Last week’s conference on Jewish genealogy in New York featured many sessions dealing with the issues of tracing Jewish lineage. One subject that came up in many of the discussion groups is the use of cemeteries in finding the last trace of ancient family members. There were talks on how to read a tombstone, recognizing names and titles, and the meaning of many of the decorations and other markings found on grave markers around the world.


         Some presenters discussed how, when they went back to their ancestral home, they found the cemetery in an appalling state. Often tombstones were missing or broken, the plots covered with dirt and garbage, or even built over.


         There has been a movement by individuals as well as foundations to rectify the situation. In a session dealing specifically with cemeteries, work that has been done was showcased with videos showing the original condition of the cemetery, the work done to refurbish, and the situation as it is today. It was pointed out that this situation is not unique to Eastern Europe but that cemeteries fall prey to neglect wherever there is not constant maintenance.


         Rabbi Michael Schudrich, chief rabbi of Poland, has been involved in cemetery work in Poland for almost as long as he has been in Poland. There are around 1,500 cemeteries in Poland, many of them in a state of disrepair, and Rabbi Shudrich has become an expert in cemetery restoration.


         Rabbi Schudrich has developed guidelines for anyone interested in working in old cemeteries.


         “First of all, we have to set priorities,” Rabbi Schudrich said. “There are mainly two categories of cemeteries, those that need work and those that are in imminent danger of being destroyed.

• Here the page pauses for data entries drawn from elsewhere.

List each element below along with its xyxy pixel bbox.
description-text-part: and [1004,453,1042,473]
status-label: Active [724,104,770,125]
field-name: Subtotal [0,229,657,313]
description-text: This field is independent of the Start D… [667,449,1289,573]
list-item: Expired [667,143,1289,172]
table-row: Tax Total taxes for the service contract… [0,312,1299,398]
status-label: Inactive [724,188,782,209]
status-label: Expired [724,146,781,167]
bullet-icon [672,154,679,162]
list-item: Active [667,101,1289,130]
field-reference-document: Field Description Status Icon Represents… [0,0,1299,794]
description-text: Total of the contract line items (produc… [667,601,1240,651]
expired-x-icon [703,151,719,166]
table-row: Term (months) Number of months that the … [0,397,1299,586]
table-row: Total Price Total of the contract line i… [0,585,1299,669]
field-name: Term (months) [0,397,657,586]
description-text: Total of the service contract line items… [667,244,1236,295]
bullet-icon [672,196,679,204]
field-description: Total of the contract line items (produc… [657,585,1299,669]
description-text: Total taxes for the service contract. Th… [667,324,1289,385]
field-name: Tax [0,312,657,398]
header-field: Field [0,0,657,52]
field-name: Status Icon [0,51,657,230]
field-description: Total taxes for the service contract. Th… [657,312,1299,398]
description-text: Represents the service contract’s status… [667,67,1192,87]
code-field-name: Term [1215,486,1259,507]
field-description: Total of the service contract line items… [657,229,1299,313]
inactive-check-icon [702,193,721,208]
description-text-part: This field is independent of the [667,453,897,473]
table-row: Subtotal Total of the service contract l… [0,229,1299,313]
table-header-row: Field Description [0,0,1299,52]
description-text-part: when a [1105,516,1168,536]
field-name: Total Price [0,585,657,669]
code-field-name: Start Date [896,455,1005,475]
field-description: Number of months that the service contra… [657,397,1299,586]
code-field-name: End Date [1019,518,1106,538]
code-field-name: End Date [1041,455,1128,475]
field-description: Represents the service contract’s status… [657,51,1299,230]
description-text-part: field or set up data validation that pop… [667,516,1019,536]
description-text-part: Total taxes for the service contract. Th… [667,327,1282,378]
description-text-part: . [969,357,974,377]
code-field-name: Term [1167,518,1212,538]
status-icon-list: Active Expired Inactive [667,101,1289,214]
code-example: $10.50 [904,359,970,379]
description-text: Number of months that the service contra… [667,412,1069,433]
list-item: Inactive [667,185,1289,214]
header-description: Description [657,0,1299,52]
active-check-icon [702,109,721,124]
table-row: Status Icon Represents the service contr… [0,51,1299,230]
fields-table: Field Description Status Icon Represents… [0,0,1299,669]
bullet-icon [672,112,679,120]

         The danger can be due to a city’s plan to take over the property and develop it for either commercial or private use. Whenever Rabbi Schudrich is apprised of a situation, he goes to the authorities and enlists their help in correcting it. He mentioned that he has enjoyed a very good and close relationship with the authorities, and that they have been very respectful as well as helpful.


         “Often the situation can be resolved with simple logic,” Rabbi Shudrich explained. “There is a town that wanted to run a sewer line adjacent to a cemetery wall. I explained that the walls are not always the exact boundaries of the cemetery and that there was also the danger of leakage from the pipes. After consulting the maps of the area I suggested that the pipe be laid on the other side of the road, and that this would solve a lot of problems. The solution was readily accepted.


         “In some cases we have to find the right official. In Poland there are often strong rivalries in local politics, and while one politician might be hesitant, another will be very responsive to our needs.”


         Before any work can be done on any cemetery, a complete survey has to be conducted to determine its exact location and boundaries. It has happened in the past that there was funding for 75 percent of the cemetery, so the cemetery was given at a discount, leaving 25 percent open for development. An example was the Warsaw cemetery, which had one corner sliced off and apartment buildings built over it. In other places where there is no fence or wall, people think that the area is abandoned and houses are built on the grounds – although in fact they are part of a cemetery.


         In Poland there have been many problems and mistakes over the years, and legislation has been passed in the Polish parliament to try to rectify the problems in the future. Rabbi Schudrich now must be notified whenever any work is to be done in a Jewish cemetery. He supplies trained supervisors who are to be present while the work is done.